Sinclair paused to share a thought she had entertained after reflecting on comments about her artworks, as voiced by her mother, a university-trained artist:
- “If I don’t conform, if I don’t speak in the language of many others, then I won’t belong. And so it’s this fear of not belonging in community, almost, which is interesting. I don’t know if anyone has commentary there.”
Jones instantly stepped forward:
- “Belonging can be a very scary thing. In your African American community, if you do certain art, that the people think, ‘Eh, that’s not Black,’ you run the risk of being excommunicated. So it cuts in every possible direction.”
Jones presented the final major thought before the discussion was opened to questions. Following additional comments by Sinclair, who had pondered what boundaries, what level of respect for boundaries set by others, will apply in social settings at the time the pandemic has become an accepted part of life, Jones observed:
- “Right now, I say a lot of the work I have been making is asking the question, ‘Is there a we? Is there truly a we?’ This is what this respect is you’ve been talking about. ‘Why should I respect you if I’m rich enough, if I got a big enough gun, and my Hummer is off the road? Why should I care?’ This is the rub, isn’t it?
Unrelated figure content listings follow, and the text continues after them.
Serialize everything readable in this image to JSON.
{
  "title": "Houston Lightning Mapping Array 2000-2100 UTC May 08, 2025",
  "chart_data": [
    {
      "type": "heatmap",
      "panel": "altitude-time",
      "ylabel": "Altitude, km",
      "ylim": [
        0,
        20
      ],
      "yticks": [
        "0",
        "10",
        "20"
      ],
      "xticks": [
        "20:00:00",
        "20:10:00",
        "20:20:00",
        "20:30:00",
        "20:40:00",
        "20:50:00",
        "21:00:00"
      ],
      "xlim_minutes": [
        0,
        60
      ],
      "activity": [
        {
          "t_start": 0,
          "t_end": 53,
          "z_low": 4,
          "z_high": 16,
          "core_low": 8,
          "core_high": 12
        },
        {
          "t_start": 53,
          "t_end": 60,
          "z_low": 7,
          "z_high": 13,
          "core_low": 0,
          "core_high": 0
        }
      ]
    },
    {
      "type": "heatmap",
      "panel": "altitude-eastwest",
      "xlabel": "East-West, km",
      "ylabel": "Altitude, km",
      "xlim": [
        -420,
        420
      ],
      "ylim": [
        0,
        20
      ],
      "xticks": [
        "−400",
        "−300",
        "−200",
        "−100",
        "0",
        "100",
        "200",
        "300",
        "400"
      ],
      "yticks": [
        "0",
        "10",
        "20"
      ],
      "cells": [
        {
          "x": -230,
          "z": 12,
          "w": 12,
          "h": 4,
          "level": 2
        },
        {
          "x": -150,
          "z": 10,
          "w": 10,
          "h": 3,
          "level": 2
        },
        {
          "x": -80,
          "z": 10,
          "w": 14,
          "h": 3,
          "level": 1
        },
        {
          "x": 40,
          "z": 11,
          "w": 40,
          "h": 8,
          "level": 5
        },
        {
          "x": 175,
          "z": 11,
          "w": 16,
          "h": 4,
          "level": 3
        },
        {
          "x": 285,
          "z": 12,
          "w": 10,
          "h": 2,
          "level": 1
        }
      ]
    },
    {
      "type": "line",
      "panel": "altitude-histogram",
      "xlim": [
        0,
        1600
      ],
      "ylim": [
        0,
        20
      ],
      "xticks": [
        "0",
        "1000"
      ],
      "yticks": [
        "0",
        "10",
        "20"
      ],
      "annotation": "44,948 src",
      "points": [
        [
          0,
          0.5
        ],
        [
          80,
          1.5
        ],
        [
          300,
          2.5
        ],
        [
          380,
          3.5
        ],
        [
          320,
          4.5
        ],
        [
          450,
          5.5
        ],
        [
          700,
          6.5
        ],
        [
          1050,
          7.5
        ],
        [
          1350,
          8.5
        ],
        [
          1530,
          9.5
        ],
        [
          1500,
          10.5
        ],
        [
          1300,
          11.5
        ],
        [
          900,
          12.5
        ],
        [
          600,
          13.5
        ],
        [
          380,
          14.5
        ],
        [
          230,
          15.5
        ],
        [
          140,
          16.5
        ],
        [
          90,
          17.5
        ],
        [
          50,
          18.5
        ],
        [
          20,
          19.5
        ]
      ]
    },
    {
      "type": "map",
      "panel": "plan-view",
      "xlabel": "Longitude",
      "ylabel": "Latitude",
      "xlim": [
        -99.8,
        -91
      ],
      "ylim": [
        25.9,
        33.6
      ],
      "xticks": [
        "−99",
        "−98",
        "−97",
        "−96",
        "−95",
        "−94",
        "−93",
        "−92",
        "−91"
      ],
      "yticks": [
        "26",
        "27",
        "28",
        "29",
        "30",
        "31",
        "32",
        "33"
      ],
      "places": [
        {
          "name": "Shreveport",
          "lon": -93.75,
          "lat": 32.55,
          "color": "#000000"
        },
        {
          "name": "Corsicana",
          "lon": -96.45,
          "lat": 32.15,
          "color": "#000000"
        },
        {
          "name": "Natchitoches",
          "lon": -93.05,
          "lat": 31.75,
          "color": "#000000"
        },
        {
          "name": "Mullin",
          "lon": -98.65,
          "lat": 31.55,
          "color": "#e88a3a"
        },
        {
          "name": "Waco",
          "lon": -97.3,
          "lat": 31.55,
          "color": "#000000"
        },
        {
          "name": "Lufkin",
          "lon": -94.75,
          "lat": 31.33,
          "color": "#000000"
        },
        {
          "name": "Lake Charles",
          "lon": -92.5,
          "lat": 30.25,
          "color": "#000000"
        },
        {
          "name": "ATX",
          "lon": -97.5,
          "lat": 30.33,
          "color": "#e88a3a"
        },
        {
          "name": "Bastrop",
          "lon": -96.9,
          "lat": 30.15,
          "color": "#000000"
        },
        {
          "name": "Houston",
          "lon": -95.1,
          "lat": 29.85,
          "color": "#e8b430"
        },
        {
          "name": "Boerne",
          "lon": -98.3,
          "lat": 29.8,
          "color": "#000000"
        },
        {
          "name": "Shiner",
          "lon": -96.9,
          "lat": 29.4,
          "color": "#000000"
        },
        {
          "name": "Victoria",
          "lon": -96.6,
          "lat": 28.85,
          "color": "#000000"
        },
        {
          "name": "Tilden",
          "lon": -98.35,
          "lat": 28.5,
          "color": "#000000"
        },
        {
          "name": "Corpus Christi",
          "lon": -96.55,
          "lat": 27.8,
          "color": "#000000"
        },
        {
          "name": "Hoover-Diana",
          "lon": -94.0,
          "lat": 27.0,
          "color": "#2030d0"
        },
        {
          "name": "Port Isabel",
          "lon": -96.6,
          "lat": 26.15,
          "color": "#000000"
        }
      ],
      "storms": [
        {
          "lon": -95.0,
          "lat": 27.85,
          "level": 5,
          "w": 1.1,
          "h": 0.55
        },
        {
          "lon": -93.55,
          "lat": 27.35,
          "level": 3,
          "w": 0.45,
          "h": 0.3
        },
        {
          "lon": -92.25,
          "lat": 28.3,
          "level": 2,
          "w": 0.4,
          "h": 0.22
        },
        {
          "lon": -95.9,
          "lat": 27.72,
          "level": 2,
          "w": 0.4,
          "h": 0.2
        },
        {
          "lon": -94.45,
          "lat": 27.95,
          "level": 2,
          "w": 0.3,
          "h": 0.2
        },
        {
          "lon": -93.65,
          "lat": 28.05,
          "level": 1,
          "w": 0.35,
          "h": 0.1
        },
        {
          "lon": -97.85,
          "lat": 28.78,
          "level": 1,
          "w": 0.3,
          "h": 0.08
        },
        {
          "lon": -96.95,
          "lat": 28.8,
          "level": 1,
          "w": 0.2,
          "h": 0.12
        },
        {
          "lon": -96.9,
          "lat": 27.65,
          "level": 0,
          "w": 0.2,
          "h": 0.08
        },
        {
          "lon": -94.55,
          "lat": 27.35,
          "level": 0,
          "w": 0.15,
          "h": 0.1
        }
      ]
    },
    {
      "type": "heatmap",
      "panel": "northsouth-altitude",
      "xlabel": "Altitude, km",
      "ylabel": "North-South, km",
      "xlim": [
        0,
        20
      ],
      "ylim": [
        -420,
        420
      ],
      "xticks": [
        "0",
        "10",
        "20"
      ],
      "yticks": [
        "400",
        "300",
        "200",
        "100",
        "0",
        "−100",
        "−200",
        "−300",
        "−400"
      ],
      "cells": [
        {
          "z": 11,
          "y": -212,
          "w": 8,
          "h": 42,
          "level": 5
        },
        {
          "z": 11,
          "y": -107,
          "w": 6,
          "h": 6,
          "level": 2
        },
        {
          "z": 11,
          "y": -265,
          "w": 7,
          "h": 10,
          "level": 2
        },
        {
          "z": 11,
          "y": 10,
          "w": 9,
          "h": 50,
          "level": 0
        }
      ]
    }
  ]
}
- “Martin Luther King says, ‘We shall overcome.’ Our founding documents say, ‘We the People.’ It’s so glib. Is there really a we? For me, as an artist right now, it is asking the question, no, I am in pursuit of the we, and it is a question of faith: ‘Do I really believe there is a we?’ And if I had a couple billion dollars in my checking account right now, would I care? Would I really care? Why? I would have to adjust my halo, my virtue. What about that we? Is there a we?”